The centerpiece of this scene is the dialogue between Gregers and Hedvig, which offers a view into the imperfectly visible domain of the wild duck. Their conversation casts the garret, a space for the staging of fantasy, in magical and rather heavy-handedly symbolic terms. As Gregers notes, no one can be certain that it is simply a spare room. Cluttered with the treasures of the "Flying Dutchman," the garret is a fantastic seascape. Its former proprietor, the Flying Dutchman, is certainly a double for the household's own "shipwrecked man," Old Ekdal. Like the old captain, Ekdal has sunk into his delusions. The garret is what Relling dubs his "life-illusion," an illusion in which his son and granddaughter collude.

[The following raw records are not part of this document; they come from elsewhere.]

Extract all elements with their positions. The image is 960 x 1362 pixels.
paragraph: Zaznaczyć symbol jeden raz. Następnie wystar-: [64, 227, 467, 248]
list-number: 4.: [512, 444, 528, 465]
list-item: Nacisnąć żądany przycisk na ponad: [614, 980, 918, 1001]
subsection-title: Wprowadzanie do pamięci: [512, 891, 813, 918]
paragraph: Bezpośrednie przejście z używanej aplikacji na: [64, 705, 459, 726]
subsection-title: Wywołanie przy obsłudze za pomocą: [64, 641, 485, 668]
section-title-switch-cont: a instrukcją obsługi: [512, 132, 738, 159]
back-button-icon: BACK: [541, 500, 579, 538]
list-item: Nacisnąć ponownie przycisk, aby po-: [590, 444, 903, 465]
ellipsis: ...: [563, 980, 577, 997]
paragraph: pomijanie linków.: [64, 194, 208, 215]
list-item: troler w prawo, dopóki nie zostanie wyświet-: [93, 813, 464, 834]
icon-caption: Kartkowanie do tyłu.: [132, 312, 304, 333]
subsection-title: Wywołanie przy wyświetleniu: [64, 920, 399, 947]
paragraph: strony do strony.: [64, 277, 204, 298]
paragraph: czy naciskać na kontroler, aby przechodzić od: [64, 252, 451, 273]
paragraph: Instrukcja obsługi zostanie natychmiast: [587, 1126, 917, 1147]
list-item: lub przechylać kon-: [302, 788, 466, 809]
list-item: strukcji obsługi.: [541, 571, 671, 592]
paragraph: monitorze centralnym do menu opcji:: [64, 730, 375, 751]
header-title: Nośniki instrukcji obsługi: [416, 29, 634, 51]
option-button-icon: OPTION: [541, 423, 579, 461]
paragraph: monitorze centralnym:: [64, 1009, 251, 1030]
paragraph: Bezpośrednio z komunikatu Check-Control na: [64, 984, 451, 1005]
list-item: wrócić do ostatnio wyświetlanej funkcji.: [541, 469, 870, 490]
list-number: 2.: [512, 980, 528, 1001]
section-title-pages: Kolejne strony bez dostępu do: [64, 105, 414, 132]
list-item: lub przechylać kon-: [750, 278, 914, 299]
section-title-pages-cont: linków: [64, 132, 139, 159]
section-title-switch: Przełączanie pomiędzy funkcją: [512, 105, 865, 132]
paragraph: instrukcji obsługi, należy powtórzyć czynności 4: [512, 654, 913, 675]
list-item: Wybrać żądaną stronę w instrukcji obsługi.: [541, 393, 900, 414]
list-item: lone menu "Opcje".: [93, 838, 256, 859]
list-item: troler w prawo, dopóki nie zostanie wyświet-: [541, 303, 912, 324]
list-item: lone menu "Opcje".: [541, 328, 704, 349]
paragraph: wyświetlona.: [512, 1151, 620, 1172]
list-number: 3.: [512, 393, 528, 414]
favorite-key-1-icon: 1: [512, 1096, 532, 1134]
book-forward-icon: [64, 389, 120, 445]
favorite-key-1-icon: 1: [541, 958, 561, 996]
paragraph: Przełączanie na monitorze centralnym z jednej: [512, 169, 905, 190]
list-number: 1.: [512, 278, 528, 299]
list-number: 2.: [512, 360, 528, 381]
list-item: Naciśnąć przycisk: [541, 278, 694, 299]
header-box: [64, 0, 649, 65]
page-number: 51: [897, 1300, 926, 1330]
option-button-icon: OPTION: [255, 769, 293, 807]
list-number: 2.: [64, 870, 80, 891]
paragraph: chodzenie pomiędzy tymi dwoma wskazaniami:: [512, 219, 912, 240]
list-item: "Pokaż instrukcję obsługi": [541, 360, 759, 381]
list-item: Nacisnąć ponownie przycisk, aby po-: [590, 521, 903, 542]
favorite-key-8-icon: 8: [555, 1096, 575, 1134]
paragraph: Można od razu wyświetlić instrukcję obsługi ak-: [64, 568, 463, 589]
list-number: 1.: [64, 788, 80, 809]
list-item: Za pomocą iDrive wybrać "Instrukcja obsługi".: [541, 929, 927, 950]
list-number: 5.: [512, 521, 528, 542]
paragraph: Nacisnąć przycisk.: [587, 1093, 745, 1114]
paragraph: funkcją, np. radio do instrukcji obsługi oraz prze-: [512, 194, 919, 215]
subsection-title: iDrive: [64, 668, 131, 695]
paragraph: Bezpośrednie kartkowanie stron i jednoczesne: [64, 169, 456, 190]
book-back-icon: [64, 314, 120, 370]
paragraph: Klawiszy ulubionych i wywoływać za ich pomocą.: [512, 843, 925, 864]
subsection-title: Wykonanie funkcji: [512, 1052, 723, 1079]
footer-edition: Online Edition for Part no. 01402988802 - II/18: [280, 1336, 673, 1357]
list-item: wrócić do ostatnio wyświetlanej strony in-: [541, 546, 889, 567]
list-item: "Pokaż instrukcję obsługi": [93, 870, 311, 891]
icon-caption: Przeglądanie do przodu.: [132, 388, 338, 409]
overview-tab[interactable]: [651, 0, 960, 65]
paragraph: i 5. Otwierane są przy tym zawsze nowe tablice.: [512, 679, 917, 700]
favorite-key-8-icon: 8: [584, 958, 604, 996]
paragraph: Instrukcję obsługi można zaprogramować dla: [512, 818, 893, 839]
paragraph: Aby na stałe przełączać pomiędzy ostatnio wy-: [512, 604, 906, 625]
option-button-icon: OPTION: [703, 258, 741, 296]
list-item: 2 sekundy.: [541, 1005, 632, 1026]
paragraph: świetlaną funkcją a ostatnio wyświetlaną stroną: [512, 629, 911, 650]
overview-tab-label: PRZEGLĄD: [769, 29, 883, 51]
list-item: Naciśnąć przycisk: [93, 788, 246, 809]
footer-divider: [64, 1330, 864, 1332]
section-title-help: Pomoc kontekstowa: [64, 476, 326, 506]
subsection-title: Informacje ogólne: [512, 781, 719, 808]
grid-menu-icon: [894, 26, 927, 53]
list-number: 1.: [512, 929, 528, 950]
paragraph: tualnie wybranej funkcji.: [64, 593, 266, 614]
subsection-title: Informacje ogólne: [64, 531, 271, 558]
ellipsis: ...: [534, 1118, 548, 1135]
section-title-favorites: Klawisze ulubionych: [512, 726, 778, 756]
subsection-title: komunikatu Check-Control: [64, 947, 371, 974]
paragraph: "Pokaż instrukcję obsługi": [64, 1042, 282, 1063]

As symbolized by the broken clock, historical time has stopped entirely in this realm of life-illusions. Instead, a mythic time prevails, one symbolized in turn by the images of death, the woman, and the hourglass in Hedvig's book. This time perhaps recalls that of the revenge of the woods Ekdal invokes earlier. Note Hedvig's relation to the garret's history books: she does not so much consider them a chronicle than a point of departure for her flights of fancy. The garret is also a space for what Gregers will later describe as "transfiguration." Once in the garret, for example, Ekdal becomes the great hunter of his younger days. This shot from his hunting expedition in this act prefigures the most chilling transfiguration in the play: the ultimate substitution of Hedvig for the wild duck. Already the spectator senses this substitution at the level of myth of the duck. Hedvig is of uncertain parentage and will perhaps find herself bereft of her family. Hedvig's ultimate transfiguration into the duck, however, functions neither at the level of Ekdal's theatrics nor Gregers's rhetoric. Hedvig will enter to kill the duck only to kill herself. Her death indicates the danger of metaphoric substitution. In crossing the garret's threshold, Hedvig moves into the realm of myth, the realm in which the woods exact their revenge.

Also of note in these scenes is Gina's relative indifference to the garret's mysteries. Again Gina appears as the most practical member of the family. If Hialmar concerns himself with his fantasies of grandeur as son and father, Ekdal dreams nostalgically of his hunting days, and Gregers calls man to the judgment of the ideal, Gina interests herself in the maintenance of the household. Though Gina does not pick fights with her dreamy husband, she does content herself to mock him with pointed puns. Thus the pistol is a "pigstool," and the male "diversion" is almost always a "perversion." Above all Gina would suppress her compromising history and the revelation of the patronage that makes the maintenance of the household possible.